With an increasing number of electronic readers on the market and a questionable future for print newspapers, many leading media outlets are turning to the web to deliver content to readers. Like newspapers, the web requires an appropriate design in order to be functional and usable for readers so they are able to digest the information. The basic rules for a successful website design include close attention to contrast, repetition, alignment, and proximity. These four, combine together to form the word, “CRAP”.
Contrast is the first element of web design in the CRAP acronym. To effectively use contrast, a reader’s eyes must be drawn to the site. Contrast aids in drawing attention and interest to elements on the page, and it also helps to organize the page in an easy-to-read fashion. A web design can use elements that are the same, but it must avoid elements that are only similar. If the goal is to have them differentiated, they must be very different. Color is one simple way to differentiate between sections and areas, but it can also unite the site as one cohesive element. Most sites utilize color themes – a few colors that vary in shades. Other forms of contrast include typeface, line thickness, colors, shapes, sizes, space, etc.
In the CRAP test, the “R” stands for repetition. Repetition strengthens the unity of all elements on a web site and directs the reader to which items go with which. Repetition helps to strengthen the overall website by tying together separate pieces. Repetition helps hone a user in on where to go next instead of becoming distracting. When the same element is repeated, the reader already knows what to expect before opening the link or even reading the words. If there is no sense of repetition, it is common for users to become confused and not know how to navigate the web site.
The “A” in CRAP represents alignment – visual connections to other elements in the page as to ensure that nothing is arbitrarily placed on the web space. Though there are tools to go beyond template, it is necessary to have reasons to place certain objects where they are. There are shapes, textures and spatial relationships to consider, and templates are often helpful when constructing basic web sites. Alignment helps maintain every visual element has a relationship with every other element on the web site. This also helps unify and organize the site.

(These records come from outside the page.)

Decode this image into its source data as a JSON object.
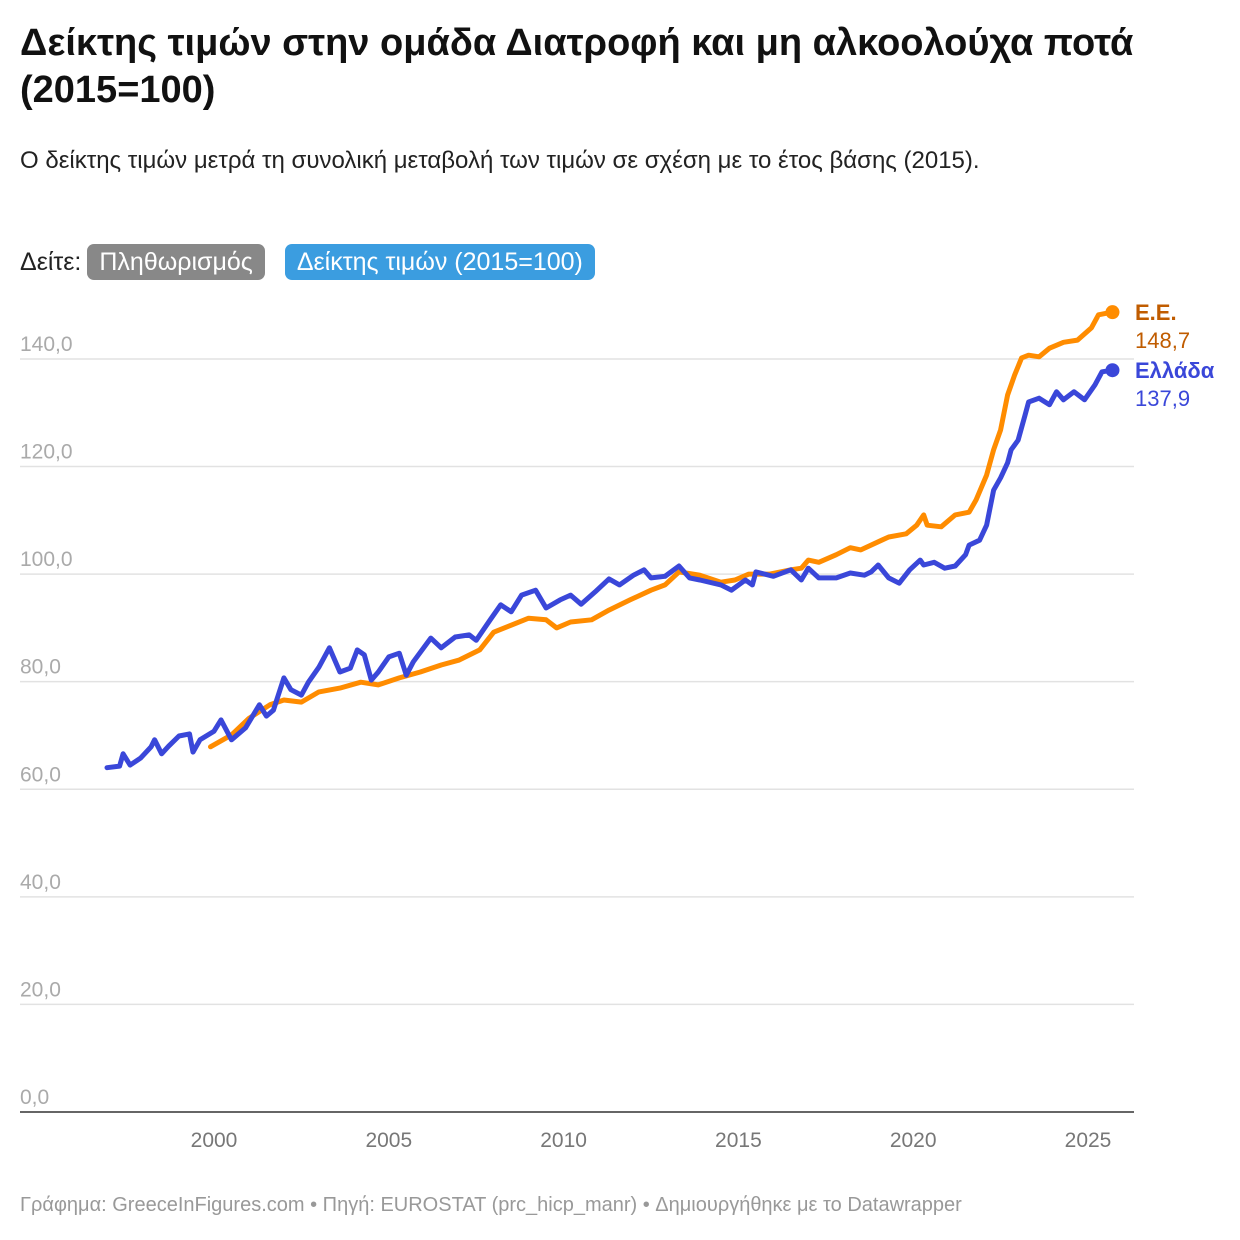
{
  "header": {
    "title": "Δείκτης τιμών στην ομάδα Διατροφή και μη αλκοολούχα ποτά (2015=100)",
    "subtitle": "Ο δείκτης τιμών μετρά τη συνολική μεταβολή των τιμών σε σχέση με το έτος βάσης (2015).",
    "see_label": "Δείτε:",
    "buttons": [
      "Πληθωρισμός",
      "Δείκτης τιμών (2015=100)"
    ]
  },
  "footer": "Γράφημα: GreeceInFigures.com • Πηγή: EUROSTAT (prc_hicp_manr) • Δημιουργήθηκε με το Datawrapper",
  "chart_data": {
    "type": "line",
    "title": "Δείκτης τιμών στην ομάδα Διατροφή και μη αλκοολούχα ποτά (2015=100)",
    "ylim": [
      0,
      150
    ],
    "xlim": [
      1996.5,
      2026.2
    ],
    "yticks": [
      "0,0",
      "20,0",
      "40,0",
      "60,0",
      "80,0",
      "100,0",
      "120,0",
      "140,0"
    ],
    "ytick_values": [
      0,
      20,
      40,
      60,
      80,
      100,
      120,
      140
    ],
    "xticks": [
      "2000",
      "2005",
      "2010",
      "2015",
      "2020",
      "2025"
    ],
    "xtick_values": [
      2000,
      2005,
      2010,
      2015,
      2020,
      2025
    ],
    "grid": true,
    "series": [
      {
        "name": "Ε.Ε.",
        "end_label": "148,7",
        "color": "#ff8c00",
        "label_color": "#c05c00",
        "points": [
          [
            1999.9,
            67.9
          ],
          [
            2000.5,
            70.1
          ],
          [
            2001.0,
            73.2
          ],
          [
            2001.6,
            75.7
          ],
          [
            2002.0,
            76.6
          ],
          [
            2002.5,
            76.2
          ],
          [
            2003.0,
            78.1
          ],
          [
            2003.6,
            78.8
          ],
          [
            2004.2,
            79.9
          ],
          [
            2004.7,
            79.4
          ],
          [
            2005.3,
            80.7
          ],
          [
            2005.9,
            81.8
          ],
          [
            2006.5,
            83.1
          ],
          [
            2007.0,
            84.0
          ],
          [
            2007.6,
            85.9
          ],
          [
            2008.0,
            89.2
          ],
          [
            2008.5,
            90.5
          ],
          [
            2009.0,
            91.8
          ],
          [
            2009.5,
            91.5
          ],
          [
            2009.8,
            90.0
          ],
          [
            2010.2,
            91.1
          ],
          [
            2010.8,
            91.5
          ],
          [
            2011.3,
            93.3
          ],
          [
            2011.9,
            95.2
          ],
          [
            2012.5,
            97.0
          ],
          [
            2012.9,
            98.0
          ],
          [
            2013.3,
            100.4
          ],
          [
            2013.9,
            99.8
          ],
          [
            2014.5,
            98.5
          ],
          [
            2014.9,
            98.9
          ],
          [
            2015.3,
            100.0
          ],
          [
            2015.9,
            100.0
          ],
          [
            2016.5,
            100.8
          ],
          [
            2016.8,
            101.1
          ],
          [
            2017.0,
            102.6
          ],
          [
            2017.3,
            102.2
          ],
          [
            2017.8,
            103.6
          ],
          [
            2018.2,
            104.9
          ],
          [
            2018.5,
            104.5
          ],
          [
            2019.1,
            106.3
          ],
          [
            2019.3,
            106.9
          ],
          [
            2019.8,
            107.5
          ],
          [
            2020.1,
            109.1
          ],
          [
            2020.3,
            111.0
          ],
          [
            2020.4,
            109.1
          ],
          [
            2020.8,
            108.8
          ],
          [
            2021.2,
            111.0
          ],
          [
            2021.6,
            111.5
          ],
          [
            2021.8,
            113.8
          ],
          [
            2022.1,
            118.4
          ],
          [
            2022.3,
            123.1
          ],
          [
            2022.5,
            126.8
          ],
          [
            2022.7,
            133.3
          ],
          [
            2022.9,
            137.0
          ],
          [
            2023.1,
            140.2
          ],
          [
            2023.3,
            140.7
          ],
          [
            2023.6,
            140.4
          ],
          [
            2023.9,
            142.0
          ],
          [
            2024.3,
            143.1
          ],
          [
            2024.7,
            143.5
          ],
          [
            2025.1,
            145.8
          ],
          [
            2025.3,
            148.2
          ],
          [
            2025.7,
            148.7
          ]
        ]
      },
      {
        "name": "Ελλάδα",
        "end_label": "137,9",
        "color": "#3a47d9",
        "label_color": "#3a47d9",
        "points": [
          [
            1996.94,
            64.0
          ],
          [
            1997.3,
            64.3
          ],
          [
            1997.4,
            66.6
          ],
          [
            1997.6,
            64.5
          ],
          [
            1997.9,
            65.8
          ],
          [
            1998.2,
            67.9
          ],
          [
            1998.3,
            69.2
          ],
          [
            1998.5,
            66.6
          ],
          [
            1998.7,
            68.0
          ],
          [
            1999.0,
            69.9
          ],
          [
            1999.3,
            70.3
          ],
          [
            1999.4,
            66.9
          ],
          [
            1999.6,
            69.2
          ],
          [
            2000.0,
            70.8
          ],
          [
            2000.2,
            72.9
          ],
          [
            2000.5,
            69.2
          ],
          [
            2000.9,
            71.4
          ],
          [
            2001.3,
            75.7
          ],
          [
            2001.5,
            73.6
          ],
          [
            2001.7,
            74.7
          ],
          [
            2002.0,
            80.7
          ],
          [
            2002.2,
            78.5
          ],
          [
            2002.5,
            77.5
          ],
          [
            2002.7,
            79.9
          ],
          [
            2003.0,
            82.7
          ],
          [
            2003.3,
            86.3
          ],
          [
            2003.6,
            81.8
          ],
          [
            2003.9,
            82.5
          ],
          [
            2004.1,
            85.9
          ],
          [
            2004.3,
            85.0
          ],
          [
            2004.5,
            80.3
          ],
          [
            2004.7,
            81.8
          ],
          [
            2005.0,
            84.6
          ],
          [
            2005.3,
            85.3
          ],
          [
            2005.5,
            81.2
          ],
          [
            2005.7,
            83.7
          ],
          [
            2006.2,
            88.1
          ],
          [
            2006.5,
            86.3
          ],
          [
            2006.9,
            88.3
          ],
          [
            2007.3,
            88.7
          ],
          [
            2007.5,
            87.7
          ],
          [
            2007.9,
            91.5
          ],
          [
            2008.2,
            94.3
          ],
          [
            2008.5,
            93.0
          ],
          [
            2008.8,
            96.1
          ],
          [
            2009.2,
            97.0
          ],
          [
            2009.5,
            93.7
          ],
          [
            2009.9,
            95.2
          ],
          [
            2010.2,
            96.1
          ],
          [
            2010.5,
            94.4
          ],
          [
            2010.9,
            96.7
          ],
          [
            2011.3,
            99.1
          ],
          [
            2011.6,
            98.0
          ],
          [
            2012.0,
            99.8
          ],
          [
            2012.3,
            100.8
          ],
          [
            2012.5,
            99.3
          ],
          [
            2012.9,
            99.6
          ],
          [
            2013.3,
            101.5
          ],
          [
            2013.6,
            99.3
          ],
          [
            2013.9,
            98.9
          ],
          [
            2014.5,
            98.0
          ],
          [
            2014.8,
            97.0
          ],
          [
            2015.2,
            98.9
          ],
          [
            2015.4,
            98.0
          ],
          [
            2015.5,
            100.4
          ],
          [
            2016.0,
            99.6
          ],
          [
            2016.5,
            100.8
          ],
          [
            2016.8,
            98.9
          ],
          [
            2017.0,
            101.1
          ],
          [
            2017.3,
            99.3
          ],
          [
            2017.8,
            99.3
          ],
          [
            2018.2,
            100.2
          ],
          [
            2018.6,
            99.8
          ],
          [
            2018.8,
            100.4
          ],
          [
            2019.0,
            101.7
          ],
          [
            2019.3,
            99.3
          ],
          [
            2019.6,
            98.3
          ],
          [
            2019.9,
            100.8
          ],
          [
            2020.2,
            102.6
          ],
          [
            2020.3,
            101.7
          ],
          [
            2020.6,
            102.2
          ],
          [
            2020.9,
            101.1
          ],
          [
            2021.2,
            101.5
          ],
          [
            2021.5,
            103.6
          ],
          [
            2021.6,
            105.4
          ],
          [
            2021.9,
            106.3
          ],
          [
            2022.1,
            109.1
          ],
          [
            2022.3,
            115.6
          ],
          [
            2022.5,
            117.9
          ],
          [
            2022.7,
            120.7
          ],
          [
            2022.8,
            123.1
          ],
          [
            2023.0,
            124.9
          ],
          [
            2023.2,
            129.6
          ],
          [
            2023.3,
            132.0
          ],
          [
            2023.6,
            132.7
          ],
          [
            2023.9,
            131.5
          ],
          [
            2024.1,
            133.9
          ],
          [
            2024.3,
            132.4
          ],
          [
            2024.6,
            133.9
          ],
          [
            2024.9,
            132.4
          ],
          [
            2025.2,
            135.2
          ],
          [
            2025.4,
            137.6
          ],
          [
            2025.7,
            137.9
          ]
        ]
      }
    ]
  }
}
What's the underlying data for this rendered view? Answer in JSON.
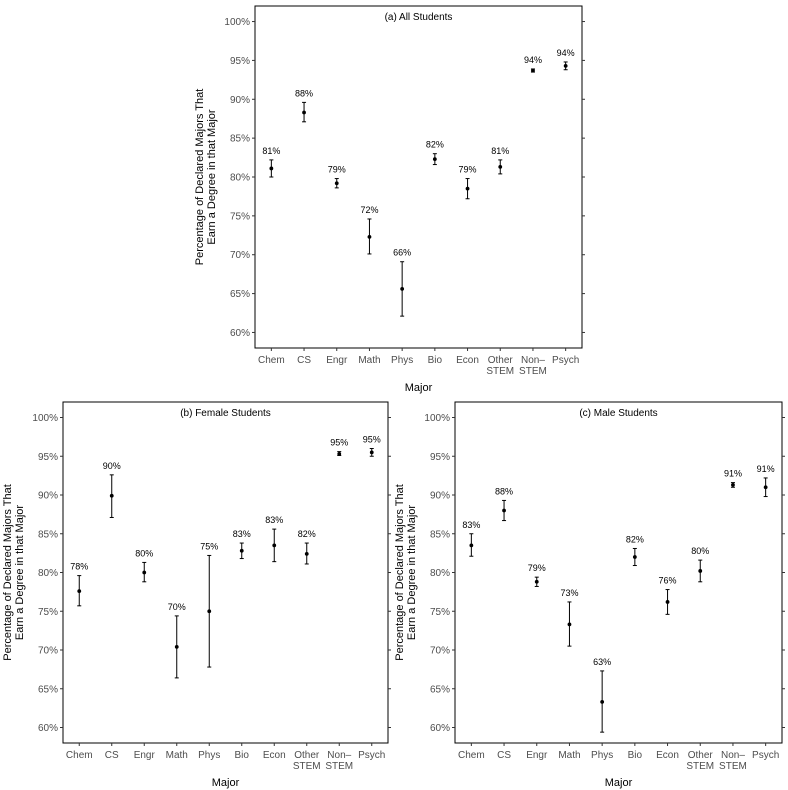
{
  "chart_data": [
    {
      "type": "scatter",
      "title": "(a) All Students",
      "xlabel": "Major",
      "ylabel": [
        "Percentage of Declared Majors That",
        "Earn a Degree in that Major"
      ],
      "ylim": [
        58,
        102
      ],
      "yticks": [
        60,
        65,
        70,
        75,
        80,
        85,
        90,
        95,
        100
      ],
      "ytick_labels": [
        "60%",
        "65%",
        "70%",
        "75%",
        "80%",
        "85%",
        "90%",
        "95%",
        "100%"
      ],
      "categories": [
        [
          "Chem"
        ],
        [
          "CS"
        ],
        [
          "Engr"
        ],
        [
          "Math"
        ],
        [
          "Phys"
        ],
        [
          "Bio"
        ],
        [
          "Econ"
        ],
        [
          "Other",
          "STEM"
        ],
        [
          "Non–",
          "STEM"
        ],
        [
          "Psych"
        ]
      ],
      "values": [
        81.1,
        88.3,
        79.2,
        72.3,
        65.6,
        82.3,
        78.5,
        81.3,
        93.7,
        94.3
      ],
      "lower": [
        80.0,
        87.1,
        78.6,
        70.1,
        62.1,
        81.6,
        77.2,
        80.4,
        93.5,
        93.8
      ],
      "upper": [
        82.2,
        89.6,
        79.8,
        74.6,
        69.1,
        83.0,
        79.8,
        82.2,
        93.9,
        94.8
      ],
      "labels": [
        "81%",
        "88%",
        "79%",
        "72%",
        "66%",
        "82%",
        "79%",
        "81%",
        "94%",
        "94%"
      ],
      "grid": false
    },
    {
      "type": "scatter",
      "title": "(b) Female Students",
      "xlabel": "Major",
      "ylabel": [
        "Percentage of Declared Majors That",
        "Earn a Degree in that Major"
      ],
      "ylim": [
        58,
        102
      ],
      "yticks": [
        60,
        65,
        70,
        75,
        80,
        85,
        90,
        95,
        100
      ],
      "ytick_labels": [
        "60%",
        "65%",
        "70%",
        "75%",
        "80%",
        "85%",
        "90%",
        "95%",
        "100%"
      ],
      "categories": [
        [
          "Chem"
        ],
        [
          "CS"
        ],
        [
          "Engr"
        ],
        [
          "Math"
        ],
        [
          "Phys"
        ],
        [
          "Bio"
        ],
        [
          "Econ"
        ],
        [
          "Other",
          "STEM"
        ],
        [
          "Non–",
          "STEM"
        ],
        [
          "Psych"
        ]
      ],
      "values": [
        77.6,
        89.9,
        80.0,
        70.4,
        75.0,
        82.8,
        83.5,
        82.4,
        95.3,
        95.5
      ],
      "lower": [
        75.7,
        87.1,
        78.8,
        66.4,
        67.8,
        81.8,
        81.4,
        81.1,
        95.1,
        95.0
      ],
      "upper": [
        79.6,
        92.6,
        81.3,
        74.4,
        82.2,
        83.8,
        85.6,
        83.8,
        95.6,
        96.0
      ],
      "labels": [
        "78%",
        "90%",
        "80%",
        "70%",
        "75%",
        "83%",
        "83%",
        "82%",
        "95%",
        "95%"
      ],
      "grid": false
    },
    {
      "type": "scatter",
      "title": "(c) Male Students",
      "xlabel": "Major",
      "ylabel": [
        "Percentage of Declared Majors That",
        "Earn a Degree in that Major"
      ],
      "ylim": [
        58,
        102
      ],
      "yticks": [
        60,
        65,
        70,
        75,
        80,
        85,
        90,
        95,
        100
      ],
      "ytick_labels": [
        "60%",
        "65%",
        "70%",
        "75%",
        "80%",
        "85%",
        "90%",
        "95%",
        "100%"
      ],
      "categories": [
        [
          "Chem"
        ],
        [
          "CS"
        ],
        [
          "Engr"
        ],
        [
          "Math"
        ],
        [
          "Phys"
        ],
        [
          "Bio"
        ],
        [
          "Econ"
        ],
        [
          "Other",
          "STEM"
        ],
        [
          "Non–",
          "STEM"
        ],
        [
          "Psych"
        ]
      ],
      "values": [
        83.5,
        88.0,
        78.8,
        73.3,
        63.3,
        82.0,
        76.2,
        80.2,
        91.3,
        91.0
      ],
      "lower": [
        82.1,
        86.7,
        78.2,
        70.5,
        59.4,
        80.9,
        74.6,
        78.8,
        91.0,
        89.8
      ],
      "upper": [
        85.0,
        89.3,
        79.4,
        76.2,
        67.3,
        83.1,
        77.8,
        81.6,
        91.6,
        92.2
      ],
      "labels": [
        "83%",
        "88%",
        "79%",
        "73%",
        "63%",
        "82%",
        "76%",
        "80%",
        "91%",
        "91%"
      ],
      "grid": false
    }
  ]
}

The final portion of the anagram, “P,” stands for proximity, which relates to grouping items close to each other that are related. Also an organizational element, proximity helps the reader to acknowledge which elements are related. When all of these items are together, they become one visual unit instead of multiple individual units. The element of proximity helps to reduce clutter on the web site and gives the reader a clear structure of the content. Readers who can’t locate the proximity of the text can’t immediately locate who, what, when, and where, and are likely to move on to the next web site.
The uploaded flyer shows a good contrast. The contrast on the flyer draws the eye to it. Multiple elements that are not the same show a clear contrast. Contrast is often the most important visual attraction on any flyer. The petals of the flower and the header designs tend to have repetitions. Repetition of visual elements throughout the design unifies and strengthens it. Repetition makes it easier for the viewer; it is very useful on one-page flyers. The text and the content seems to be properly aligned, though the alignment of the text looks a little over done. Nothing should be placed on the page arbitrary. The elements should be visually connected. Consciousness can be seen in placing the elements. The flyer could have avoided using more than one text alignment on the page. The content tends to be in proximity to one another. Proximity deals with items relating to each other that should be grouped together to create one visual unit. This helps organize the information and reduces visual cutter.